-
Notifications
You must be signed in to change notification settings - Fork 47
Description
Summary
When a structured list of 48 items is provided in the system prompt inside <available_skills> XML tags, M2.5 consistently enumerates only 46 of them. The same 3 items are dropped on every request, across all sessions and prompt variations. The items are confirmed present in the system prompt server-side. The model CAN reference the dropped items by name when directly prompted, indicating they are processed during inference — the failure is isolated to sequential enumeration/recall.
Environment
| Field | Value |
|---|---|
| Model | MiniMax M2.5 |
| Endpoint | https://api.minimax.io/anthropic/v1/messages |
| Protocol | Anthropic Messages API (compatible) |
| Client | Rust application |
| System prompt size | ~30-40 KB total |
| Skill catalog size | ~22 KB, 48 entries |
Reproduction Steps
- Construct a system prompt containing an
<available_skills>block with 48 entries formatted as a flat list, one per line:<available_skills> - skill-name-1: description text here - skill-name-2: description text here ...48 total entries... </available_skills> - Send a user message such as:
"List all your available skills"or"Count your skills"or"Copy-paste the available_skills block" - Model responds with only 46 items.

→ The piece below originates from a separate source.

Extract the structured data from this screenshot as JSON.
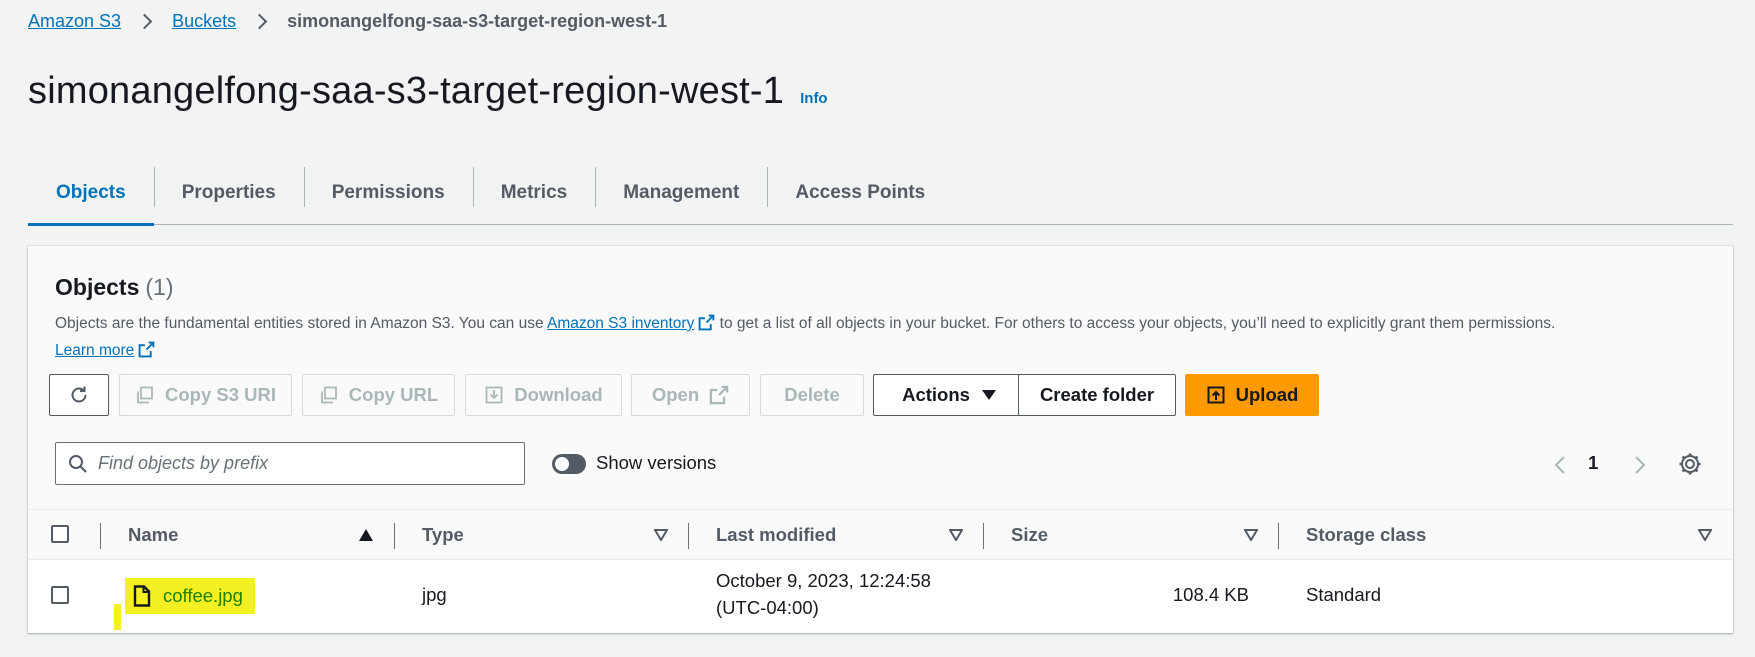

Expected: Model enumerates all 48 items.
Actual: Model enumerates 46, consistently dropping the same 3 entries (community-building, narrative-design, video-scriptwriting).
Diagnostic Details
- Server-side verified: Application logging confirms all 48 entries (22,220 bytes) are present in the system prompt sent to the API. The omission occurs on the model side.

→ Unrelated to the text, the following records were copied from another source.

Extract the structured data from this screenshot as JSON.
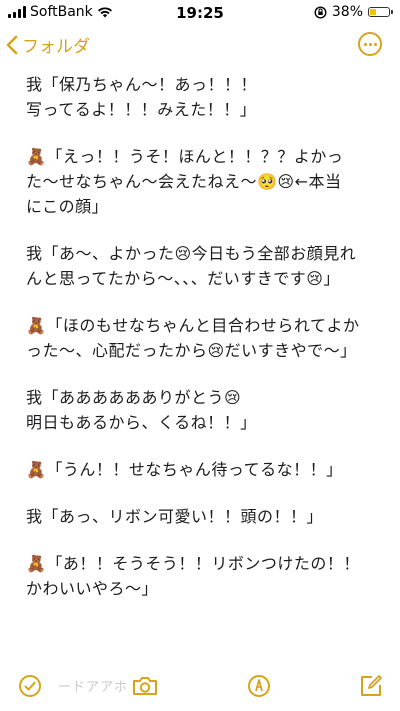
{
  "status_bar": {
    "carrier": "SoftBank",
    "time": "19:25",
    "battery": "38%",
    "battery_level": 0.38
  },
  "nav": {
    "back_label": "フォルダ",
    "back_icon": "chevron-left-icon",
    "more_icon": "ellipsis-circle-icon"
  },
  "note": {
    "paragraphs": [
      {
        "lines": [
          "我「保乃ちゃん〜！あっ！！！",
          "写ってるよ！！！みえた！！」"
        ]
      },
      {
        "lines": [
          "🧸「えっ！！うそ！ほんと！！？？よかっ",
          "た〜せなちゃん〜会えたねえ〜🥺😢←本当",
          "にこの顔」"
        ]
      },
      {
        "lines": [
          "我「あ〜、よかった😢今日もう全部お顔見れ",
          "んと思ってたから〜、、、だいすきです😢」"
        ]
      },
      {
        "lines": [
          "🧸「ほのもせなちゃんと目合わせられてよか",
          "った〜、心配だったから😢だいすきやで〜」"
        ]
      },
      {
        "lines": [
          "我「あああああありがとう😢",
          "明日もあるから、くるね！！」"
        ]
      },
      {
        "lines": [
          "🧸「うん！！せなちゃん待ってるな！！」"
        ]
      },
      {
        "lines": [
          "我「あっ、リボン可愛い！！頭の！！」"
        ]
      },
      {
        "lines": [
          "🧸「あ！！そうそう！！リボンつけたの！！",
          "かわいいやろ〜」"
        ]
      }
    ]
  },
  "toolbar": {
    "ghost_text": "ードアアホ",
    "accent_color": "#d6a31a",
    "icons": [
      "checklist-icon",
      "camera-icon",
      "markup-pen-icon",
      "compose-icon"
    ]
  }
}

- Not positional: The 3 dropped items are not clustered at any specific position in the list.
- Not length-related: The dropped items do not have unusually long or short descriptions. Trimming their descriptions to match the average length of other entries had no effect on the behavior.

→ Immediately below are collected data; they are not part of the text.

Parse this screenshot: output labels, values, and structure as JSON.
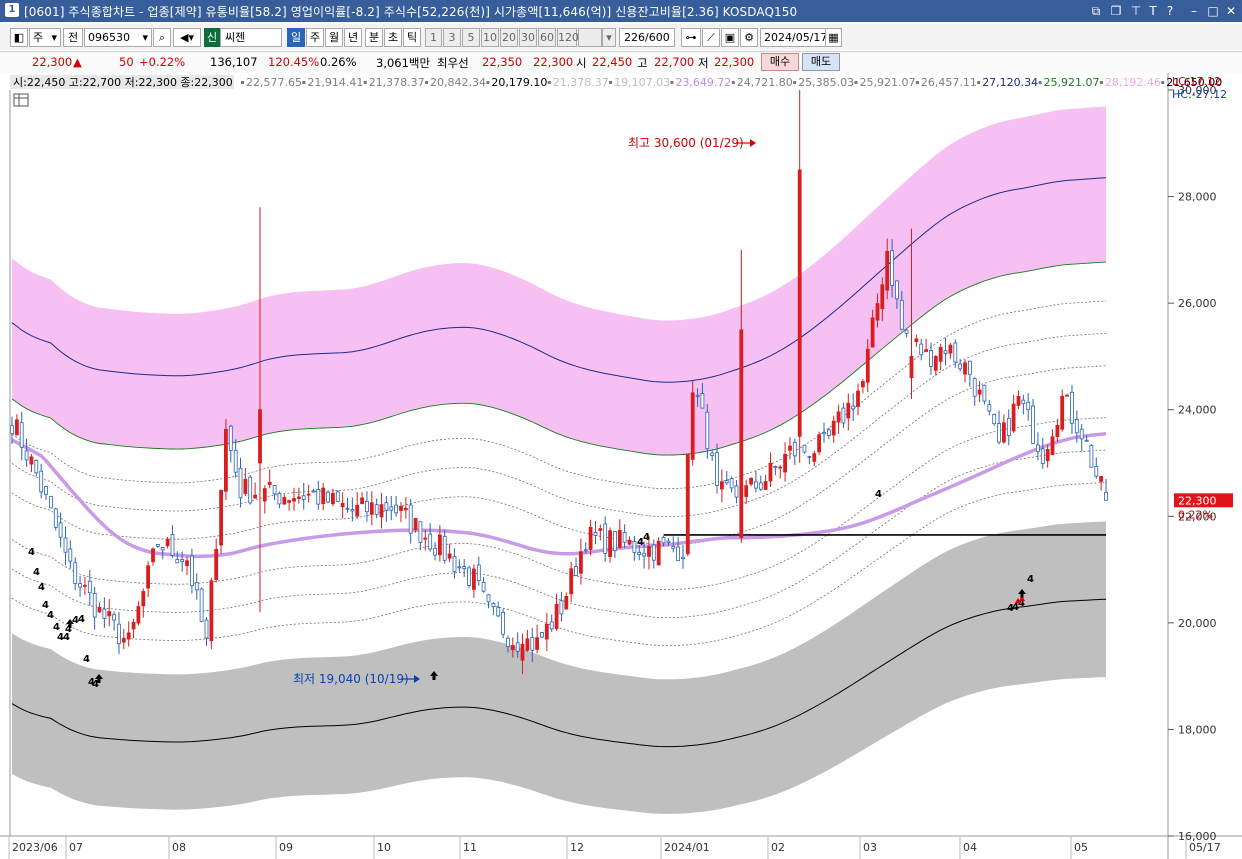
{
  "title_bar": {
    "icon": "1",
    "text": "[0601] 주식종합차트 - 업종[제약] 유통비율[58.2] 영업이익률[-8.2] 주식수[52,226(천)] 시가총액[11,646(억)] 신용잔고비율[2.36] KOSDAQ150",
    "controls": [
      "copy-icon",
      "window-icon",
      "pin-icon",
      "T",
      "?",
      "minimize-icon",
      "maximize-icon",
      "close-icon"
    ]
  },
  "toolbar": {
    "period_select": "주",
    "prev_label": "전",
    "code_value": "096530",
    "credit_badge": "신",
    "stock_name": "씨젠",
    "period_tabs": [
      "일",
      "주",
      "월",
      "년",
      "분",
      "초",
      "틱"
    ],
    "active_tab": "일",
    "interval_buttons": [
      "1",
      "3",
      "5",
      "10",
      "20",
      "30",
      "60",
      "120"
    ],
    "count_value": "226",
    "count_total": "/600",
    "date_value": "2024/05/17"
  },
  "quote_bar": {
    "price": "22,300",
    "arrow": "▲",
    "change": "50",
    "change_pct": "+0.22%",
    "volume": "136,107",
    "volume_ratio": "120.45%",
    "turnover": "0.26%",
    "amount": "3,061백만",
    "best_bid_label": "최우선",
    "best_bid": "22,350",
    "best_ask": "22,300",
    "open_label": "시",
    "open": "22,450",
    "high_label": "고",
    "high": "22,700",
    "low_label": "저",
    "low": "22,300",
    "buy_button": "매수",
    "sell_button": "매도"
  },
  "indicator_line": {
    "ohlc": "시:22,450 고:22,700 저:22,300 종:22,300",
    "values": [
      {
        "text": "22,577.65",
        "color": "#7f7f7f"
      },
      {
        "text": "21,914.41",
        "color": "#7f7f7f"
      },
      {
        "text": "21,378.37",
        "color": "#7f7f7f"
      },
      {
        "text": "20,842.34",
        "color": "#7f7f7f"
      },
      {
        "text": "20,179.10",
        "color": "#000000"
      },
      {
        "text": "21,378.37",
        "color": "#bdbdbd"
      },
      {
        "text": "19,107.03",
        "color": "#bdbdbd"
      },
      {
        "text": "23,649.72",
        "color": "#c08ce8"
      },
      {
        "text": "24,721.80",
        "color": "#7f7f7f"
      },
      {
        "text": "25,385.03",
        "color": "#7f7f7f"
      },
      {
        "text": "25,921.07",
        "color": "#7f7f7f"
      },
      {
        "text": "26,457.11",
        "color": "#7f7f7f"
      },
      {
        "text": "27,120.34",
        "color": "#1f2a8c"
      },
      {
        "text": "25,921.07",
        "color": "#1a7a1a"
      },
      {
        "text": "28,192.46",
        "color": "#f3a7e9"
      },
      {
        "text": "21,650.00",
        "color": "#000000"
      }
    ],
    "lc": "LC:17.12",
    "hc": "HC:-27.12"
  },
  "chart_data": {
    "type": "candlestick",
    "y_axis": {
      "min": 16000,
      "max": 30000,
      "ticks": [
        "30,000",
        "28,000",
        "26,000",
        "24,000",
        "22,000",
        "20,000",
        "18,000",
        "16,000"
      ]
    },
    "x_axis": {
      "labels": [
        "2023/06",
        "07",
        "08",
        "09",
        "10",
        "11",
        "12",
        "2024/01",
        "02",
        "03",
        "04",
        "05",
        "05/17"
      ]
    },
    "last_price_label": "22,300",
    "last_change_label": "0.22%",
    "high_annotation": "최고 30,600 (01/29)",
    "low_annotation": "최저 19,040 (10/19)",
    "horizontal_line_value": 21650,
    "marker_text": "4",
    "colors": {
      "up": "#d81e1e",
      "down": "#2a62b8",
      "upper_band": "#f7c0f2",
      "lower_band": "#bfbfbf",
      "mid_line": "#c99ae8"
    }
  }
}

- Not a formatting issue: All 48 entries use identical formatting (
- name: description). No special characters, encoding differences, or whitespace anomalies distinguish the dropped items from the rest. - Functional access is intact: Requesting the model to activate or reference a dropped item by name succeeds (e.g.,
"activate the community-building skill"works correctly). This confirms the items are present in the model's context during inference. The failure is specific to self-enumeration of the full list. - 100% reproducible: The same 3 items are dropped across multiple sessions, application restarts, and all tested prompt phrasings.
Workaround
None found. Affected items remain functional when referenced by name, but the model cannot reliably enumerate or audit its own full list from the system prompt.
Questions
- Does M2.5 apply any truncation, deduplication, or salience-based filtering when enumerating items from structured blocks in the system prompt?
- Is this a known limitation of the model's list-recall behavior?
- Would adjusting prompt structure (e.g., numbered list, different XML schema, chunked enumeration) mitigate this?